The book provides a helpful section relative to three options for Christian teachers teaching in public schools as articulated by J.E. Schwartz:

  1. Agent for enculturation – teacher views reality as split into sacred/secular, church and state with a high wall of separation, being passively obedient to school authorities, and valuing social stability,
  2. Christian advocate/evangelist – sacred is higher than secular, no split of knowledge and reality, teacher answers to a higher authority, and using school to further knowledge of God and spread a Christian pubic morality,
  3. Golden Rule Truth Seeker – life is integrated with no split of sacred/secular, no direct proselytizing, go where truth leads, honors truth, justice, intellectual honesty, and the quest for truth is ultimately a quest to know God.

The authors believe that the Golden Rule Truth Seeker is the best option for Christians working in public schools – it provides a position to maximize information and overcome the technical framework limitations of public education.

This book is a very helpful critique of the inadequacies of public education today and how Christian education is able to answer the deepest human needs with a holistic education.

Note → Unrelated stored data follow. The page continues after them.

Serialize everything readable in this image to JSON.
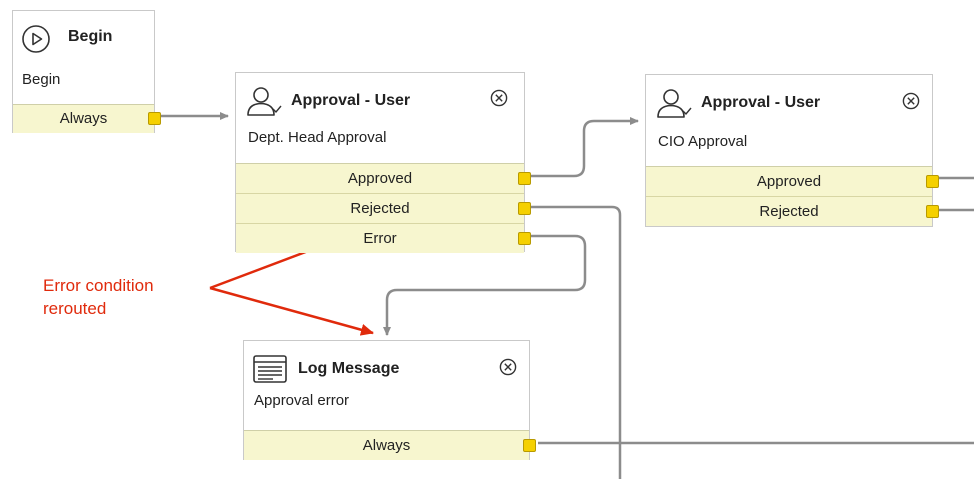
{
  "nodes": {
    "begin": {
      "title": "Begin",
      "description": "Begin",
      "icon": "play-circle-icon",
      "outputs": [
        "Always"
      ]
    },
    "dept_approval": {
      "title": "Approval - User",
      "description": "Dept. Head Approval",
      "icon": "user-approval-icon",
      "outputs": [
        "Approved",
        "Rejected",
        "Error"
      ]
    },
    "cio_approval": {
      "title": "Approval - User",
      "description": "CIO Approval",
      "icon": "user-approval-icon",
      "outputs": [
        "Approved",
        "Rejected"
      ]
    },
    "log_message": {
      "title": "Log Message",
      "description": "Approval error",
      "icon": "log-message-icon",
      "outputs": [
        "Always"
      ]
    }
  },
  "annotation": {
    "line1": "Error condition",
    "line2": "rerouted",
    "color": "#e02a0c"
  },
  "colors": {
    "port": "#f5d000",
    "output_row": "#f7f6cf",
    "connector": "#8c8c8c"
  }
}
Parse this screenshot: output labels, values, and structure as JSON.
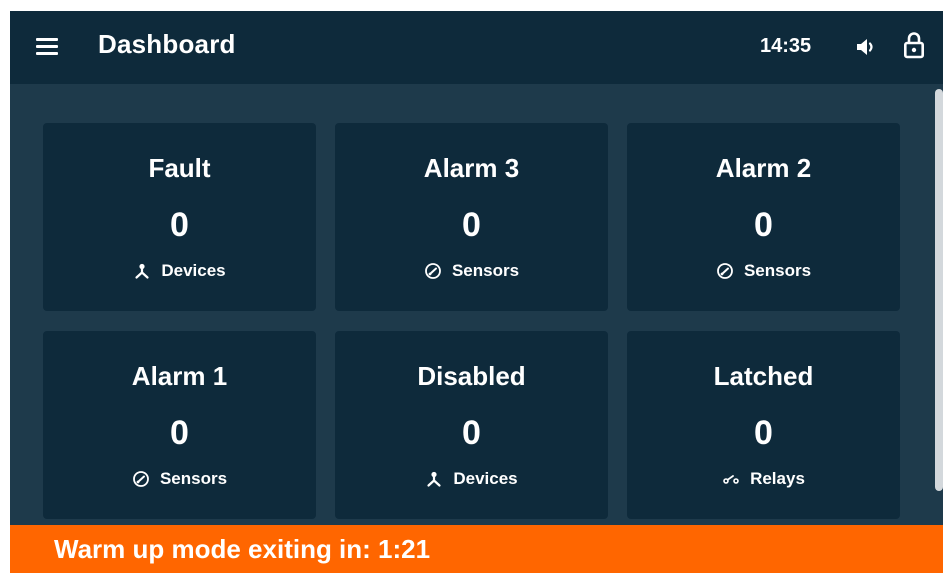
{
  "header": {
    "title": "Dashboard",
    "time": "14:35",
    "menu_icon": "hamburger-menu-icon",
    "volume_icon": "speaker-icon",
    "lock_icon": "lock-icon"
  },
  "cards": [
    {
      "title": "Fault",
      "value": "0",
      "subtitle": "Devices",
      "icon": "devices-icon"
    },
    {
      "title": "Alarm 3",
      "value": "0",
      "subtitle": "Sensors",
      "icon": "gauge-icon"
    },
    {
      "title": "Alarm 2",
      "value": "0",
      "subtitle": "Sensors",
      "icon": "gauge-icon"
    },
    {
      "title": "Alarm 1",
      "value": "0",
      "subtitle": "Sensors",
      "icon": "gauge-icon"
    },
    {
      "title": "Disabled",
      "value": "0",
      "subtitle": "Devices",
      "icon": "devices-icon"
    },
    {
      "title": "Latched",
      "value": "0",
      "subtitle": "Relays",
      "icon": "relay-icon"
    }
  ],
  "status_banner": {
    "text": "Warm up mode exiting in: 1:21"
  },
  "colors": {
    "header_bg": "#0e2a3b",
    "page_bg": "#1e3a4b",
    "card_bg": "#0e2a3b",
    "banner_bg": "#ff6600",
    "text": "#ffffff"
  }
}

It rightly challenges those in Christian leadership positions, whether colleges or K-12, administrators or teachers, to understand more clearly the history and implications of the present course of American education. I wish the authors had gone further to present more concrete ways that Christian educators in both K-12 and college could partner together to reach the lofty goal of education for human flourishing. This partnering could include helping Christian educators to better understand how to construct and teach integrated units that get to wisdom and theology with students. The partnership could also articulate how Christians could become “golden rule truth seekers” in their settings. This is where the hard work remains and we desperately need our Christian colleges to begin this process with teachers in training.